Jika kisahnya terjadi tahun 1977, andai ditarik maju, maka naskah ini baru ditulis sebagai karya fiksi 44 tahun kemudian. Herry Gendut benar-benar ”open my heart to new beginings”. Meski telah menulis banyak buku biografi, seperti Karlinah Umar Wirahadi Kusumah: Bukan Sekadar Istri Prajurit; Mien R Uno Menjadi Wanita Indonesia; Teguh Srimulat: Berpacu dalam Komedi dan Melodi; dan Matiur Panggabean: Bunga Panseur dari Balige, baru inilah novel pertamanya. Meski demikian, ini bukan novel biasa. Sebuah catatan masa lalu dengan jalinan psikologis yang cukup dalam.
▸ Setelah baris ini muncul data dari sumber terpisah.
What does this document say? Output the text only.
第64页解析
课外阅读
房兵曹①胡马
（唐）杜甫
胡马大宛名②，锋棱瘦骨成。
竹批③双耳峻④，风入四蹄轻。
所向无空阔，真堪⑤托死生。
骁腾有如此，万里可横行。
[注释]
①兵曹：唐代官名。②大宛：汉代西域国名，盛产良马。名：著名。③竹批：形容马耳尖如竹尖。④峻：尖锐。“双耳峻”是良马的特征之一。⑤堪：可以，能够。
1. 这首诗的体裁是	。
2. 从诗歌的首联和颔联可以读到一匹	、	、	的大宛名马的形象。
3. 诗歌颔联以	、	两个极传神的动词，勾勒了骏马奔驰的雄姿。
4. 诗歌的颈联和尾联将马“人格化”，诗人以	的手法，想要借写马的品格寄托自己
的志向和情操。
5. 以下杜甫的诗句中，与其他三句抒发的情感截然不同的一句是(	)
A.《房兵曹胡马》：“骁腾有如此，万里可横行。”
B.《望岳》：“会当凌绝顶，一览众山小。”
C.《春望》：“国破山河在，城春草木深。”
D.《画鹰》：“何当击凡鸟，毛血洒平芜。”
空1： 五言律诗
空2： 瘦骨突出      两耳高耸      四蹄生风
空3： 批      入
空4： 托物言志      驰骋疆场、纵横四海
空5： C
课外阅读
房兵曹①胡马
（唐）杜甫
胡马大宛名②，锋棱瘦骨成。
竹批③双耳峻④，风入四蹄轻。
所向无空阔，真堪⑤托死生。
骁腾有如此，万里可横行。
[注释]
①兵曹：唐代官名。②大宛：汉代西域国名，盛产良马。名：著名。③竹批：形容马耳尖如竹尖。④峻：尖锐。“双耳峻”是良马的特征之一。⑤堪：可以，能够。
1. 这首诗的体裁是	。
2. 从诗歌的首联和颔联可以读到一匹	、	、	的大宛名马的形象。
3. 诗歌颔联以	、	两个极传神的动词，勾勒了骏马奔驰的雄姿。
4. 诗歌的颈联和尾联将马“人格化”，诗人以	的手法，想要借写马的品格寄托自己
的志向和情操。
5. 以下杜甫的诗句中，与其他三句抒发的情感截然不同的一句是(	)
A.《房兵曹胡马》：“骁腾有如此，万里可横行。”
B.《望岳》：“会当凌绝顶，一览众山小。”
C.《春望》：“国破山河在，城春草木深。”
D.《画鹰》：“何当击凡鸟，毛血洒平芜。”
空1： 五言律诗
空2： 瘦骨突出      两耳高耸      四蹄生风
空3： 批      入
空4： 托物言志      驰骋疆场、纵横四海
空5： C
Tersebutlah para tokoh yang menguatkan sasmita Jawa dengan memunculkan nama-nama, seperti Gayuh (tokoh utama, bahasa Jawa yang berarti raih), Suryo (kawan Gayuh, suryo dalam bahasa Indonesia berarti matahari), Ni Luh Putu Astini (istri Gayuh, Astini punya arti berbaik hati) dan Irma. Kelak Gayuh dikisahkan akan tersandung romantisisme masa silam dengan kekasih masa lalunya Irma, mengingatkan kita pada tokoh Robert Beckwith dan istrinya, Sheila dalam novel Man, Woman and Child karya Erich Segal (diterbitkan Harper Collins 1980).
Novel tersebut oleh sutradara Sophan Sophiaan (almarhum) diadaptasi ke film Indonesia berjudul Ayu dan Ayu (1988), mengisahkan jalinan cinta sepasang kekasih yang tidak berkelanjutan. Saat Robert berdinas ke luar kota, ia menemui Nicole Guerin, perempuan masa lalunya yang telah meninggal. Keduanya pernah menjalin affair beberapa tahun silam dengan meninggalkan seorang anak.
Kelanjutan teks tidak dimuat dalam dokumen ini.